10. Het bovenstaande leidt ertoe dat het hof het vonnis waarvan beroep zal vernietigen en de vorderingen van ActiZ zal afwijzen. Aangezien de Staat reeds geheel aan de in het bestreden vonnis neergelegde proceskostenveroordeling heeft voldaan, bestaat voor ActiZ op de voet van artikel 6:203 BW de verplichting tot terugbetaling van € 1.463,93, te vermeerderen met de wettelijke rente als bedoeld in artikel 6:119 BW vanaf de dag waarop de Staat dit bedrag aan ActiZ heeft betaald tot aan de dag van terugbetaling.
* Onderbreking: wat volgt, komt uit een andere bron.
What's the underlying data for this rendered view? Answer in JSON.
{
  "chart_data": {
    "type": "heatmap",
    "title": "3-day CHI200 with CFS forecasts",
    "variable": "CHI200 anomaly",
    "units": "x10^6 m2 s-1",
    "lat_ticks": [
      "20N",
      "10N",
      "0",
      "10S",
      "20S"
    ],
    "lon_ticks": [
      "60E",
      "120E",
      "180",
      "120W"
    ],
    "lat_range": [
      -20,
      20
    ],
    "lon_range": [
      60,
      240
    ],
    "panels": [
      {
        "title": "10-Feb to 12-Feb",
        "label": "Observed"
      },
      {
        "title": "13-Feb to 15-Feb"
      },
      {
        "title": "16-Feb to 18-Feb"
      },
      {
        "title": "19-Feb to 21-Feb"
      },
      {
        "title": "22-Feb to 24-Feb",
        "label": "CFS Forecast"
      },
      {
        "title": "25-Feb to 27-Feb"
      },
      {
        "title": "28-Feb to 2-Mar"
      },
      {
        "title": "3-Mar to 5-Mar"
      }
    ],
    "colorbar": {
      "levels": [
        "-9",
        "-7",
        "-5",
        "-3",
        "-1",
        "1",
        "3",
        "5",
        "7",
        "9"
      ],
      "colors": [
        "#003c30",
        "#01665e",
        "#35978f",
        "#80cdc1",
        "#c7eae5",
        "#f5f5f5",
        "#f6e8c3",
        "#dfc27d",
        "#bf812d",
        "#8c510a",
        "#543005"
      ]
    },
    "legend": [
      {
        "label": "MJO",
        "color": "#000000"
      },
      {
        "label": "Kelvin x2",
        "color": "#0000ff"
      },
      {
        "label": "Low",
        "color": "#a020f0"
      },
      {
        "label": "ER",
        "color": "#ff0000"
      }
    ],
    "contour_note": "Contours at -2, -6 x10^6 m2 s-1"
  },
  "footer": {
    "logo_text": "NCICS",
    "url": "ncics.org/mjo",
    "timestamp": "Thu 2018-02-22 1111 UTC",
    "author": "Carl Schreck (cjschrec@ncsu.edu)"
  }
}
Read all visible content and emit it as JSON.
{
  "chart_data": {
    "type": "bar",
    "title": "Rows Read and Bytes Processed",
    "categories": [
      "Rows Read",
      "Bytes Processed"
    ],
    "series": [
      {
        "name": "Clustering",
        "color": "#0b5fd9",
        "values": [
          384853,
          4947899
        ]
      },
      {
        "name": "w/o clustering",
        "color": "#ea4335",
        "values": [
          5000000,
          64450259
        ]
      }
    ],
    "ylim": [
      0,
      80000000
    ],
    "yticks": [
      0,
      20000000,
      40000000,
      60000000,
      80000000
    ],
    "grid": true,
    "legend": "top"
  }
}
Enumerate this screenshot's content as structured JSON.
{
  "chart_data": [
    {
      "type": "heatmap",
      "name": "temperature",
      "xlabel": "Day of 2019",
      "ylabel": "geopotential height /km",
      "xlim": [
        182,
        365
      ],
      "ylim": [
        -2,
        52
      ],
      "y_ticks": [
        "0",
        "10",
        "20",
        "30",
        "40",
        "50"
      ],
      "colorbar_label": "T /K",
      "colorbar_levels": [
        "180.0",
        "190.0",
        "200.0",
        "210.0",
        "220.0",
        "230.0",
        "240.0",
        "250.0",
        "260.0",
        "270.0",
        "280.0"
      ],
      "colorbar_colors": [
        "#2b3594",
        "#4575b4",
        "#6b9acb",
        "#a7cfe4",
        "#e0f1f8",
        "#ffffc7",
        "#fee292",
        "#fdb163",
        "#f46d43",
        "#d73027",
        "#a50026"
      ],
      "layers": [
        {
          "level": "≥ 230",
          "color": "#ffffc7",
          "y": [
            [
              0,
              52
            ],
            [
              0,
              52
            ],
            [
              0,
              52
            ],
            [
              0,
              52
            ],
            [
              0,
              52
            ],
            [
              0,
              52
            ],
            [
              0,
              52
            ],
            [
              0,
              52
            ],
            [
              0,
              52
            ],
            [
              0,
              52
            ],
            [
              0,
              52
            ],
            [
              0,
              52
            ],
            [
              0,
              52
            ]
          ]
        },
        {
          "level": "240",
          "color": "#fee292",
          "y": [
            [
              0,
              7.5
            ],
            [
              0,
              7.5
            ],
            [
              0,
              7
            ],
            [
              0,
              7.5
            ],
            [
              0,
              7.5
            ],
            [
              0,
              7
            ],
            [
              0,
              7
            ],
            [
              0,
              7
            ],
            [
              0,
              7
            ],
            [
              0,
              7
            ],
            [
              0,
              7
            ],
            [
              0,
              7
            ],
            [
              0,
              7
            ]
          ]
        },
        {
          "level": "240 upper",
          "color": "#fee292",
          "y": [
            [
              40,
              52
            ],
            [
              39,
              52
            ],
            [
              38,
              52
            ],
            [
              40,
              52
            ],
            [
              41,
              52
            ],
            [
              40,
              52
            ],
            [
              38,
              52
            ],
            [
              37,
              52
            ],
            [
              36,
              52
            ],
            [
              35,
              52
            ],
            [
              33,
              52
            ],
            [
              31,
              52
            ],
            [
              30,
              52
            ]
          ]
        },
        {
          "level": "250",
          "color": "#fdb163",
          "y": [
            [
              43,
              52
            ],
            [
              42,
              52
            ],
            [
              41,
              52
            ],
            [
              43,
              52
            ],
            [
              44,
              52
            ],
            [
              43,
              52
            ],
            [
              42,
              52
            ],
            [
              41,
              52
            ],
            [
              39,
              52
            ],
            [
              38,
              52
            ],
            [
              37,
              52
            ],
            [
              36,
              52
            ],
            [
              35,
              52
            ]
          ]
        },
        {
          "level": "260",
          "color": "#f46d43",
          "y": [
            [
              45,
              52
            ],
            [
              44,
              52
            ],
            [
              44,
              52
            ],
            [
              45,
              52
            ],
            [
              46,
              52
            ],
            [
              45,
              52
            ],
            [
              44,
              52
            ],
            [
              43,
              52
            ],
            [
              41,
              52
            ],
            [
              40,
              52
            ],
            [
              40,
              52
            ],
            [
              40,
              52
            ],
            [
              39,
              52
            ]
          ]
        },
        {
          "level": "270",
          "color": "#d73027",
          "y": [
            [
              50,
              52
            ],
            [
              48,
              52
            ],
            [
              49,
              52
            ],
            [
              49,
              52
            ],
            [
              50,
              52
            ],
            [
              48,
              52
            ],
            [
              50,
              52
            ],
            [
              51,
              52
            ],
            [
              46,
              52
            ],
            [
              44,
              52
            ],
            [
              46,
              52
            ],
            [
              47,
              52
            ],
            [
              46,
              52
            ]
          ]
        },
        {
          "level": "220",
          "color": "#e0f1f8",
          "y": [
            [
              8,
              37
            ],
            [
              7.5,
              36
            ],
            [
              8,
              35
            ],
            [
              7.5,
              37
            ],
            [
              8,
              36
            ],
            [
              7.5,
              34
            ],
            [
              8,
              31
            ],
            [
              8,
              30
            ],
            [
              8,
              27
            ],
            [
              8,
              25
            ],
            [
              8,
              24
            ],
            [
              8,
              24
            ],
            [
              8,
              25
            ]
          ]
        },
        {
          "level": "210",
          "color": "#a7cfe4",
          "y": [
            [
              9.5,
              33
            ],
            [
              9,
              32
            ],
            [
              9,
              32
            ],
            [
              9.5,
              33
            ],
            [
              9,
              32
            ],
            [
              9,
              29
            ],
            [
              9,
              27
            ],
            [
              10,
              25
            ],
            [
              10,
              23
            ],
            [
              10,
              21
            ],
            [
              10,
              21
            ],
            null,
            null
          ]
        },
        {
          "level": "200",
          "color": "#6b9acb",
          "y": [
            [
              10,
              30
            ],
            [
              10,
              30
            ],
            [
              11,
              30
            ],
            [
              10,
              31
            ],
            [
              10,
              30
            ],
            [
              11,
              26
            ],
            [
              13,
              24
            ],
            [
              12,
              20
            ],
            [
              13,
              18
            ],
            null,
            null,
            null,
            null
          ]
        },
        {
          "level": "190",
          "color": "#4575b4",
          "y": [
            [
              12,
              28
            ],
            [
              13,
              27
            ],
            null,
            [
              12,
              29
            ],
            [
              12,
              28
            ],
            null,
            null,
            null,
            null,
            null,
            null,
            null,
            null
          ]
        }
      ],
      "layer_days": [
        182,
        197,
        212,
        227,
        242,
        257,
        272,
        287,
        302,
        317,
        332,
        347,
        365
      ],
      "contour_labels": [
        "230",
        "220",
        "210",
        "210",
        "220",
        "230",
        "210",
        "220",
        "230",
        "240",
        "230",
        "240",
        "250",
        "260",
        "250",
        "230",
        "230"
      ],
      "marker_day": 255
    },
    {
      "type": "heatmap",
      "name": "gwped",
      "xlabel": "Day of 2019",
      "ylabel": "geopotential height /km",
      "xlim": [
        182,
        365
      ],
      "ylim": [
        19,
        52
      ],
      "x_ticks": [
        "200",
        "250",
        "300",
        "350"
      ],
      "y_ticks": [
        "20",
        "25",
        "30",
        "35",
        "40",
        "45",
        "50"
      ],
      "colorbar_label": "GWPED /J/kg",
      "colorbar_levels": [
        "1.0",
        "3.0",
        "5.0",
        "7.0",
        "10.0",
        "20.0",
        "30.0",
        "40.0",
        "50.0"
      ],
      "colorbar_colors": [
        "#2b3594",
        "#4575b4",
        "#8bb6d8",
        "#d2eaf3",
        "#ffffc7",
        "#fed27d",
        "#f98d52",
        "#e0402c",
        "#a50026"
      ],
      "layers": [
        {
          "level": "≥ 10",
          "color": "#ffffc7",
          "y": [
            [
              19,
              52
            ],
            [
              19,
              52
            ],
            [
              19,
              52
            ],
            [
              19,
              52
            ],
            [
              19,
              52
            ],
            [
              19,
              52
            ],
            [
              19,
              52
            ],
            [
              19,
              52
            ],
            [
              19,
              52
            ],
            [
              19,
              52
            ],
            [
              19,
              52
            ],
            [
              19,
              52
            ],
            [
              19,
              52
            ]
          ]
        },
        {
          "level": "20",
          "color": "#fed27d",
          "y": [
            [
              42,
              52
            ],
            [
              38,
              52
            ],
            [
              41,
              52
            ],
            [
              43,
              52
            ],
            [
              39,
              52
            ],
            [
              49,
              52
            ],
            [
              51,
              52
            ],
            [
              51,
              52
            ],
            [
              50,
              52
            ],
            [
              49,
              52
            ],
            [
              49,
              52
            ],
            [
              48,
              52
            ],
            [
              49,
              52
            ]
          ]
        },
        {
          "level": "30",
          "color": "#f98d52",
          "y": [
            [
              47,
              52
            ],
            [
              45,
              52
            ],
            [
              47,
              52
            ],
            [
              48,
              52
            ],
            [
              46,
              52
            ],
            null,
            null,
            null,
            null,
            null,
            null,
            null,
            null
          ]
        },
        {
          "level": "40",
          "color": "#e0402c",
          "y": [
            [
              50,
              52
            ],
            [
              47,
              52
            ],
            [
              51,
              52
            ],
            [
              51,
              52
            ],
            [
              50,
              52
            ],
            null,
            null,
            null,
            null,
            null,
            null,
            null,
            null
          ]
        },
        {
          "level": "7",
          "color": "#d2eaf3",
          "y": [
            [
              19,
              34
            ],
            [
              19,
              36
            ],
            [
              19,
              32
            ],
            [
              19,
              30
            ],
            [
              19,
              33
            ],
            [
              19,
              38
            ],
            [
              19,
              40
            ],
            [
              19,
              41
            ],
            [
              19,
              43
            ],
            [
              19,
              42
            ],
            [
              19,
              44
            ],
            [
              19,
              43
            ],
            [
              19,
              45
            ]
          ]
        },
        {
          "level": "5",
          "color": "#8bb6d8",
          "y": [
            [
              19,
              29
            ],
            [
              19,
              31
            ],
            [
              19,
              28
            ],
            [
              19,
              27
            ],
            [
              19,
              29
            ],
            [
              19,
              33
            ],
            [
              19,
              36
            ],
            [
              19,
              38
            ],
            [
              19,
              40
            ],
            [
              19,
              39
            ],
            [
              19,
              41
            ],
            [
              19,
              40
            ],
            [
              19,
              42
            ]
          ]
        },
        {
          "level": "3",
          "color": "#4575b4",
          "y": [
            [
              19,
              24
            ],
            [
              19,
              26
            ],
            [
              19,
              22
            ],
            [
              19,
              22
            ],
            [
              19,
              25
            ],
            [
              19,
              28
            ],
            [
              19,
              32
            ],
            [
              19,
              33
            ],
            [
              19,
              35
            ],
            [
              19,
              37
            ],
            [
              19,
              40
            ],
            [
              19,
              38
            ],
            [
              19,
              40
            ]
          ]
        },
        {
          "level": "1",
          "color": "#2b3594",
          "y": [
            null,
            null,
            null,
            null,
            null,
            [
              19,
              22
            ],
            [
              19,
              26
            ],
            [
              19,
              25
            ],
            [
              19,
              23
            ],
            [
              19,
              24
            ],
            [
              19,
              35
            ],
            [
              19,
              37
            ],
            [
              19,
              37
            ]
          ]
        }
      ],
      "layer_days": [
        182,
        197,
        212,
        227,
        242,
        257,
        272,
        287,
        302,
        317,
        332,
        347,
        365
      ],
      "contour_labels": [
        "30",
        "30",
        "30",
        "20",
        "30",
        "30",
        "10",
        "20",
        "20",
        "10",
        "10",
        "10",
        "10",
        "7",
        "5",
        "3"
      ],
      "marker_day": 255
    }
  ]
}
Bij deze uitslag past een kostenveroordeling van ActiZ in beide instanties.
Beslissing
Het hof:
- vernietigt het tussen partijen gewezen vonnis van de voorzieningenrechter in de rechtbank 's-Gravenhage van 28 december 2010
en, opnieuw rechtdoende,
- wijst de vorderingen van ActiZ af;
- veroordeelt ActiZ in de kosten van het geding, in eerste aanleg aan de zijde van de Staat tot op 28 december 2010 vastgesteld op € 560,- aan griffierecht en € 816,- aan salaris advocaat en in hoger beroep tot op heden in principaal appel op € 739,81 aan verschotten en € 2.682,- aan salaris advocaat en in incidenteel appel op € 1.341,- aan salaris advocaat;
- veroordeelt ActiZ tot betaling aan de Staat van € 1.463,93, vermeerderd met de wettelijke rente als bedoeld in artikel 6:119 BW vanaf de dag der betaling door de Staat tot de dag van algehele restitutie door ActiZ;
- verklaart dit arrest uitvoerbaar bij voorraad.
Dit arrest is gewezen door mrs. A.V. van den Berg, E.J. van Sandick en A.E.A.M. van Waesberghe en is uitgesproken ter openbare terechtzitting van 21 februari 2012 in aanwezigheid van de griffier.